Ian Desmond has committed seven of the Nationals' 18 errors this season.
One night, they look very much like the best team in baseball and certainly worthy of the preseason hype they received. The next, they look completely out of sync, unable to play clean ball and dropping games to lesser pitchers and opponents with far more frequency than you'd expect for a club with this much talent.
And yet the end result remains mildly positive: a 10-8 record good enough for second place in the NL East at the moment. Nobody wins a pennant in April. All you really need to do is stay in the thick of things and not dig yourself into a big hole.
So the Nationals are by no means a failure at this early stage of the season. They are, perhaps, a disappointment. And if you're wondering why that is, here are some possible reasons...

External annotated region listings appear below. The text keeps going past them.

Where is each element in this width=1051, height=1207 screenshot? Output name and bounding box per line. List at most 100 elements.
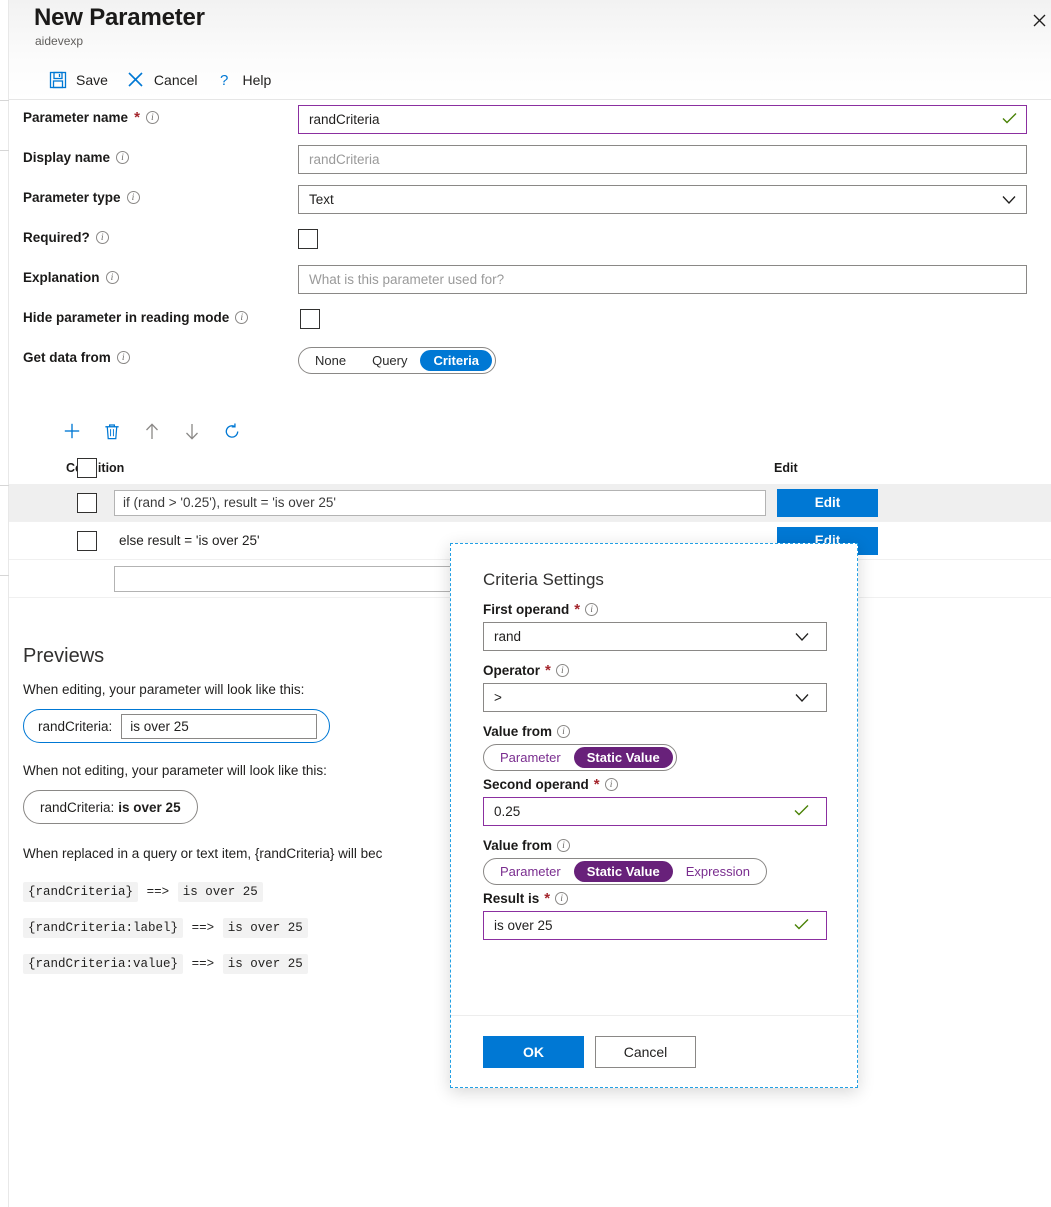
panel-header: New Parameter aidevexp Save Cancel (9, 0, 1051, 100)
label-text: Parameter type (23, 190, 121, 205)
info-icon[interactable]: i (96, 231, 109, 244)
option-parameter[interactable]: Parameter (487, 861, 574, 882)
required-checkbox[interactable] (298, 229, 318, 249)
condition-field-wrap (114, 490, 766, 516)
value-from-2-label: Value from i (483, 838, 827, 853)
editing-preview-pill: randCriteria: (23, 709, 330, 743)
operator-field-wrap (483, 683, 827, 712)
criteria-settings-popup: Criteria Settings First operand * i Oper… (450, 543, 858, 1088)
row-hide-parameter: Hide parameter in reading mode i (9, 301, 1051, 341)
row-explanation: Explanation i (9, 261, 1051, 301)
operator-label: Operator * i (483, 663, 827, 678)
delete-icon[interactable] (97, 416, 127, 446)
parameter-name-input[interactable] (298, 105, 1027, 134)
option-expression[interactable]: Expression (673, 861, 763, 882)
label-text: Hide parameter in reading mode (23, 310, 229, 325)
row-required: Required? i (9, 221, 1051, 261)
result-is-field-wrap (483, 911, 827, 940)
option-parameter[interactable]: Parameter (487, 747, 574, 768)
hide-parameter-checkbox[interactable] (300, 309, 320, 329)
substitution-arrow: ==> (142, 885, 175, 899)
add-icon[interactable] (57, 416, 87, 446)
row-checkbox[interactable] (77, 531, 97, 551)
condition-text: else result = 'is over 25' (119, 533, 260, 548)
left-gutter (0, 0, 9, 1207)
row-display-name: Display name i (9, 141, 1051, 181)
explanation-input[interactable] (298, 265, 1027, 294)
label-text: Value from (483, 838, 552, 853)
column-header-edit: Edit (774, 461, 798, 475)
result-is-label: Result is * i (483, 891, 827, 906)
option-query[interactable]: Query (359, 350, 420, 371)
label-text: Second operand (483, 777, 589, 792)
move-down-icon[interactable] (177, 416, 207, 446)
info-icon[interactable]: i (146, 111, 159, 124)
row-parameter-name: Parameter name * i (9, 101, 1051, 141)
info-icon[interactable]: i (585, 603, 598, 616)
not-editing-preview-value: is over 25 (118, 800, 180, 815)
substitution-result: is over 25 (223, 954, 308, 974)
popup-footer: OK Cancel (451, 1015, 857, 1087)
required-label: Required? i (23, 230, 109, 245)
info-icon[interactable]: i (106, 271, 119, 284)
substitution-token: {randCriteria} (23, 882, 138, 902)
row-parameter-type: Parameter type i (9, 181, 1051, 221)
label-text: Value from (483, 724, 552, 739)
display-name-field-wrap (298, 145, 1027, 174)
help-button[interactable]: ? Help (212, 67, 286, 93)
gutter-tick (0, 150, 9, 151)
select-all-checkbox[interactable] (77, 458, 97, 478)
label-text: Display name (23, 150, 110, 165)
label-text: Parameter name (23, 110, 128, 125)
option-static-value[interactable]: Static Value (574, 861, 673, 882)
command-bar: Save Cancel ? Help (45, 66, 285, 93)
cancel-button[interactable]: Cancel (595, 1036, 696, 1068)
editing-preview-input[interactable] (121, 714, 317, 739)
option-criteria[interactable]: Criteria (420, 350, 492, 371)
svg-text:?: ? (220, 72, 228, 89)
label-text: Result is (483, 891, 539, 906)
save-button[interactable]: Save (45, 67, 122, 93)
refresh-icon[interactable] (217, 416, 247, 446)
info-icon[interactable]: i (557, 725, 570, 738)
edit-button[interactable]: Edit (777, 489, 878, 517)
option-static-value[interactable]: Static Value (574, 747, 673, 768)
substitution-token: {randCriteria:value} (23, 954, 183, 974)
info-icon[interactable]: i (116, 151, 129, 164)
info-icon[interactable]: i (556, 664, 569, 677)
first-operand-select[interactable] (483, 622, 827, 651)
row-checkbox[interactable] (77, 493, 97, 513)
move-up-icon[interactable] (137, 416, 167, 446)
parameter-type-select[interactable] (298, 185, 1027, 214)
second-operand-input[interactable] (483, 797, 827, 826)
grid-header-row: Condition Edit (9, 452, 1051, 484)
hide-parameter-field-wrap (300, 309, 1029, 329)
operator-select[interactable] (483, 683, 827, 712)
info-icon[interactable]: i (555, 892, 568, 905)
cancel-label: Cancel (154, 72, 198, 88)
page-title: New Parameter (34, 4, 205, 32)
result-is-input[interactable] (483, 911, 827, 940)
display-name-input[interactable] (298, 145, 1027, 174)
info-icon[interactable]: i (235, 311, 248, 324)
info-icon[interactable]: i (127, 191, 140, 204)
option-none[interactable]: None (302, 350, 359, 371)
value-from-2-field-wrap: Parameter Static Value Expression (483, 858, 827, 885)
help-label: Help (243, 72, 272, 88)
parameter-type-label: Parameter type i (23, 190, 140, 205)
parameter-form: Parameter name * i Display name i (9, 101, 1051, 381)
required-asterisk: * (574, 602, 580, 617)
info-icon[interactable]: i (557, 839, 570, 852)
second-operand-field-wrap (483, 797, 827, 826)
ok-button[interactable]: OK (483, 1036, 584, 1068)
info-icon[interactable]: i (117, 351, 130, 364)
cancel-button[interactable]: Cancel (122, 66, 212, 93)
close-icon (1033, 14, 1046, 30)
condition-input[interactable] (114, 490, 766, 516)
info-icon[interactable]: i (605, 778, 618, 791)
not-editing-preview-pill: randCriteria: is over 25 (23, 790, 198, 824)
table-row[interactable]: Edit (9, 484, 1051, 522)
page-subtitle: aidevexp (35, 34, 83, 48)
close-button[interactable] (1023, 6, 1051, 38)
parameter-type-field-wrap (298, 185, 1027, 214)
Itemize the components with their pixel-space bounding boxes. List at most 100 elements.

What was touted as one of the best defensive teams in baseball has been anything but so far. The Nationals have been charged with an MLB-high 18 errors in 18 games, a staggering total for a club that should be winning games with its gloves, not losing them.
We've examined Ryan Zimmerman's throwing issue enough, so no need to rehash that. But what to make of Ian Desmond's struggles so far? The All-Star shortstop, a Gold Glove finalist one year ago, has already committed seven errors, most in the majors.
In the process, Desmond is conjuring up some bad memories of his rookie season in 2010, when he was charged with a league-high 34 errors. He worked hard to fix that problem and reconstruct his image as a defensive liability. There's still time for him to get this straightened out this year, but the sloppy manner in which he's navigated his position — not to mention many of his teammates — to date is troublesome.
STARTERS NOT THROWING ENOUGH INNINGS
Though their overall numbers (including a 3.70 ERA) aren't bad, the Nationals' five starting pitchers collectively haven't held up their end of the bargain. How so? By not going deep enough into games to help take pressure off the bullpen.
Stephen Strasburg, Gio Gonzalez, Jordan Zimmermann, Dan Haren and Ross Detwiler are averaging only 5.8 innings per start, a rate that ranks 17th in the majors. Not the kind of standing expected of this elite group of hurlers.
Now, some of this is attributable to Davey Johnson holding everyone back early on, especially during the first turn through the rotation. But more recently, these pitchers haven't given their manager reason to let them go deeper, because they're racking up huge pitch counts in the early innings.
Strasburg needed 114 pitches to complete 5 1/3 innings in Cincinnati. Gonzalez has failed to reach the sixth inning in three of his four starts despite throwing more than 90 pitches in each of them. Haren is averaging 20.4 pitches per inning. Even Zimmermann, who last week completed nine innings for the first time in his career, was knocked out yesterday after only five innings having thrown 96 pitches.
It's time for these guys to start displaying some efficiency.
RELIEVERS STILL DEVELOPING ROLES
This was supposed to be the deepest bullpen in baseball, and perhaps the last thing Johnson had to worry about. Well, three weeks in, the Nationals relief corps owns a collective 5.04 ERA, 26th out of 30 teams.
Not one member of the bullpen boasts an ERA lower than 4.15. Four of the seven are surrendering more than one hit per inning. Collectively, they're issuing 3.4 walks per nine innings.
What's going on here? Well, one possible explanation is that everyone's roles are still being sorted out. By the end of last season, there was never a doubt how the relievers would be used. Sean Burnett pitched the seventh. Tyler Clippard pitched the eighth. Drew Storen pitched the ninth. Ryan Mattheus pitched the sixth or seventh, depending on the situation. Craig Stammen and Tom Gorzelanny were the long men. Michael Gonzalez was the situational lefty.
The roles haven't been nearly as defined so far this year. Rafael Soriano, obviously, is the closer. But Storen and Clippard have been sharing eighth-inning responsibilities. Mattheus and Henry Rodriguez have been used in a variety of spots. Stammen and Zach Duke remain the long men.
These things can take some time. It's great to open a season with all the roles defined, but often it takes a month or two for this to sort itself out. Until it does, the Nationals can only hope each member of the pen begins to perform to a higher standard.
BENCH NOT PRODUCING
Not that everyone in the lineup is producing at full capacity, but the Nationals' bench has struggled in particular. Steve Lombardozzi has done well, especially playing at second base while Danny Espinosa was nursing a bruised hand. And Kurt Suzuki has been fantastic since taking over behind the plate for the injured Wilson Ramos.
But Chad Tracy (3-for-21), Tyler Moore (3-for-19, nine strikeouts) and Roger Bernadina (0-for-15) have been abysmal. Perhaps the lack of playing time has hurt, though each got a chance to start multiple games last week due to injuries, and that didn't seem to help much.
With the starting pitchers getting pulled as early as they have, the Nationals have needed to use pinch-hitters with great frequency. So far, they're hitting just .136 (3-for-22), 14th out of 15 teams in the NL.